Am Tatabend hatte der Tatverdächtige das Opfer so lange mit Telefonanrufen genervt, bis sich die Männer schließlich auf ein Bier hinter dem Wohnhaus des Opfers getroffen haben. Zu diesem Zeitpunkt war der Angeklagte bereits stark alkoholisiert. Eine Messung ergab später einen Alkohol-Promille-Gehalt im Blut von 1,95.

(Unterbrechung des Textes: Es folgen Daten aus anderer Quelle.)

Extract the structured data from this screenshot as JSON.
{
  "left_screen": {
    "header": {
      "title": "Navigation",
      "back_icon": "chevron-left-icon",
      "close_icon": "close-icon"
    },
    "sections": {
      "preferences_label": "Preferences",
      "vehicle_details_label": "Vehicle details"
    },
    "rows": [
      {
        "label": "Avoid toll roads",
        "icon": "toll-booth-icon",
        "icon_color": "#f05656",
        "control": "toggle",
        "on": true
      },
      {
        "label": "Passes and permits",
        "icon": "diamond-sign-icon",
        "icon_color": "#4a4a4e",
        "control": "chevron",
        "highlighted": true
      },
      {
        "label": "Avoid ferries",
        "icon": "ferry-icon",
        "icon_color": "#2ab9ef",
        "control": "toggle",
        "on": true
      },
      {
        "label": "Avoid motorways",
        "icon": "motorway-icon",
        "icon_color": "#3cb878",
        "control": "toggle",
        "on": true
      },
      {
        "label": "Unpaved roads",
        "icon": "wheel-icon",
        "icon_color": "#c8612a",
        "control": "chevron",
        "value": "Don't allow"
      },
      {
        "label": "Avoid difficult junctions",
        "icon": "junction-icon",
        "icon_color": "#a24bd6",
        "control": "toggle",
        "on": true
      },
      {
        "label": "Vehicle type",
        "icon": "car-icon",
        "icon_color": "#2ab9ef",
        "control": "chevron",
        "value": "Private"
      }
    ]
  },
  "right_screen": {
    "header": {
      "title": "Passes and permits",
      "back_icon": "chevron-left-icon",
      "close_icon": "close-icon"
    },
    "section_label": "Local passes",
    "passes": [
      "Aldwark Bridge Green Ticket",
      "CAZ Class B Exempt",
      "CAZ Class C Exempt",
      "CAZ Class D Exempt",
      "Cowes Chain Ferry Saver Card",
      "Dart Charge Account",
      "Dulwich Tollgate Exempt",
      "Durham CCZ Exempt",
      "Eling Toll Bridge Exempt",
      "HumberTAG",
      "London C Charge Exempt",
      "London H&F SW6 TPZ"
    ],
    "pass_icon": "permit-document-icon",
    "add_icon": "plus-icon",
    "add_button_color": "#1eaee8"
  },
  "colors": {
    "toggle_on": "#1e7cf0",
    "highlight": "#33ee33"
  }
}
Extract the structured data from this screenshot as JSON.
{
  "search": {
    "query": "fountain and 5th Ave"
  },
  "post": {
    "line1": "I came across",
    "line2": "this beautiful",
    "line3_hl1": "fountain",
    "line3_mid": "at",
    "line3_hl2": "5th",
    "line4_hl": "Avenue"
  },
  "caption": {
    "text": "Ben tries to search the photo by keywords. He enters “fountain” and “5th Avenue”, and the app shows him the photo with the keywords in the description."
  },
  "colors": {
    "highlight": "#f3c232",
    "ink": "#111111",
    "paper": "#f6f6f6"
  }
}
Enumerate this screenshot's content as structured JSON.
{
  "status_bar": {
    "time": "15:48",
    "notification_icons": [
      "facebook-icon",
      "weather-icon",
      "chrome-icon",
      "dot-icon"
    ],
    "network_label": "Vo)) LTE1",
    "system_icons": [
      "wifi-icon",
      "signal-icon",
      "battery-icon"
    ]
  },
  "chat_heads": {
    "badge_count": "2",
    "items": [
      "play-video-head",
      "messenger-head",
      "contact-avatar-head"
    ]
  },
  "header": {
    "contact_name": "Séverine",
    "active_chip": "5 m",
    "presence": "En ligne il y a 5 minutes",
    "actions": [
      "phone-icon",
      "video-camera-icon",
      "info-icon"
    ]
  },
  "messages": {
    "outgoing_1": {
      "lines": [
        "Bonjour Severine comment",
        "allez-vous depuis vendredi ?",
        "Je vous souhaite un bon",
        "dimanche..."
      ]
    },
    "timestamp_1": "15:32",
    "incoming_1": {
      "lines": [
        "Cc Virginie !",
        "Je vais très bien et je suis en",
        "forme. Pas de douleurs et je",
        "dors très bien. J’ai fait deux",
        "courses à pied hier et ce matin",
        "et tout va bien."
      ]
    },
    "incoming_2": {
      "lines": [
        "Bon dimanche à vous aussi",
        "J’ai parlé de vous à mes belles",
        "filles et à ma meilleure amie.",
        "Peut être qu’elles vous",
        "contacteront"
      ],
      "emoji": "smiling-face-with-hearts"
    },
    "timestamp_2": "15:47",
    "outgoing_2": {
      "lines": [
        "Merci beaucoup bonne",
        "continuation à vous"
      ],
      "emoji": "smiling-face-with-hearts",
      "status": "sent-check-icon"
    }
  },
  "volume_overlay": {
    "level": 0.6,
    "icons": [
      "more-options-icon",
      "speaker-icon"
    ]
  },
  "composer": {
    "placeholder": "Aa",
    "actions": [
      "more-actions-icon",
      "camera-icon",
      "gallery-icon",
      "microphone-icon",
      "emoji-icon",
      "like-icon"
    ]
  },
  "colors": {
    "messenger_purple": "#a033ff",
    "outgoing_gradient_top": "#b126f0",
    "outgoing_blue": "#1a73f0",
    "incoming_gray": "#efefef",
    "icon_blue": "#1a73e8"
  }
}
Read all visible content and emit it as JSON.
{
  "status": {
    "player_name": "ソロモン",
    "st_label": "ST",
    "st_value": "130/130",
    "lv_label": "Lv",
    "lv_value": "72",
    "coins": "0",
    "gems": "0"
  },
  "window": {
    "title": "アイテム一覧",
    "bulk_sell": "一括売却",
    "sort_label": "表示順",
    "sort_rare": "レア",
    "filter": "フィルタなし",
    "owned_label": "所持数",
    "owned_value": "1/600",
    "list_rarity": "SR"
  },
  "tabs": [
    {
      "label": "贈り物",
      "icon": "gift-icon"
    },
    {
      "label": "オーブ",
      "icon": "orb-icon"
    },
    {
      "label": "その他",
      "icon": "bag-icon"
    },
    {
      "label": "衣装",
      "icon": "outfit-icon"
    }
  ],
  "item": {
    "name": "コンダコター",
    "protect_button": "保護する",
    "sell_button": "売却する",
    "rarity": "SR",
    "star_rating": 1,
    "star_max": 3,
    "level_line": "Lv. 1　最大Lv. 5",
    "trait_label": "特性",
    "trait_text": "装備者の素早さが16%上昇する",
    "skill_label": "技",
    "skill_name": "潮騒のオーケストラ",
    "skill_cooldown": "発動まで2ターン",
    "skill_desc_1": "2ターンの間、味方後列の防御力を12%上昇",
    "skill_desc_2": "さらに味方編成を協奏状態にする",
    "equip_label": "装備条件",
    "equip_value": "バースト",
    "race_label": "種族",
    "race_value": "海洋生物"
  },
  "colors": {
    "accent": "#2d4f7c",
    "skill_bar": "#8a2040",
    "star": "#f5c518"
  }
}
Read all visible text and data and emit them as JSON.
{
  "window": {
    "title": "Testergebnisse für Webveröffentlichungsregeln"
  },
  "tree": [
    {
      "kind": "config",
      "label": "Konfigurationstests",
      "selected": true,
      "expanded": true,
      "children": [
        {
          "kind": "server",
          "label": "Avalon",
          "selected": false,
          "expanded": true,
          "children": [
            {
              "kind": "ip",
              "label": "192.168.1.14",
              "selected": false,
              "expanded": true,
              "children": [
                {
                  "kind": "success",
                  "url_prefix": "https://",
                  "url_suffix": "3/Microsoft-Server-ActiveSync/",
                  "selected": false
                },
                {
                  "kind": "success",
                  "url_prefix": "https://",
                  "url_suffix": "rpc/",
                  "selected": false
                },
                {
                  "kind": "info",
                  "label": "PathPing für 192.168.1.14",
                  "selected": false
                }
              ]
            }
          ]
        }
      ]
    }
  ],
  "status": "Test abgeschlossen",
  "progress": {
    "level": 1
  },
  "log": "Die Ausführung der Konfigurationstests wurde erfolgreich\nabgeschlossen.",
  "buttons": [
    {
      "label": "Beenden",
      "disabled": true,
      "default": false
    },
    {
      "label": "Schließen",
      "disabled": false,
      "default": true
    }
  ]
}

Drohung zunächst nicht ernst genommen
Der Betrunkene wollte, so der Vorwurf, auch gar kein Bier mehr trinken, sondern den ukrainischen Polizisten und dessen Familie „abstechen“. Dies habe er bereits direkt vor dem Treffen bei einem der Telefonate verkündet. Sein Bekannter nahm diese Drohung nach eigenen Angaben erst ernst, als der Tatverdächtige im Hinterhof mit einem handelsüblichen Haushaltsmesser mit 8,5 Zentimeter langer Klinge vor ihm herumgefuchtelt habe. Mehreren unterstellten Stichattacken war der Betroffene ausgewichen, ehe er den des Angriffs Verdächtigten überwältigen und ihn schließlich bis zur Ankunft der von einer Passantin hinzugerufenen Polizei fixieren konnte.
Das Opfer wurde beim Kampf nicht verletzt, der Angreifer wohl leicht. Letzterer aber konnte sich vor Gericht nur noch rudimentär an das Geschehen erinnern. Sein Rauschzustand sei schlicht zu stark gewesen. In einer von seinem Anwalt verlesenen schriftlichen Stellungnahme und später in einer persönlichen, mündlichen Erklärung entschuldigte sich der Angeklagte beim Opfer für sein Tun und erklärte, „wie sehr ich mich dafür schäme“.
Der Prozess wird am Donnerstag, 17. April, fortgesetzt.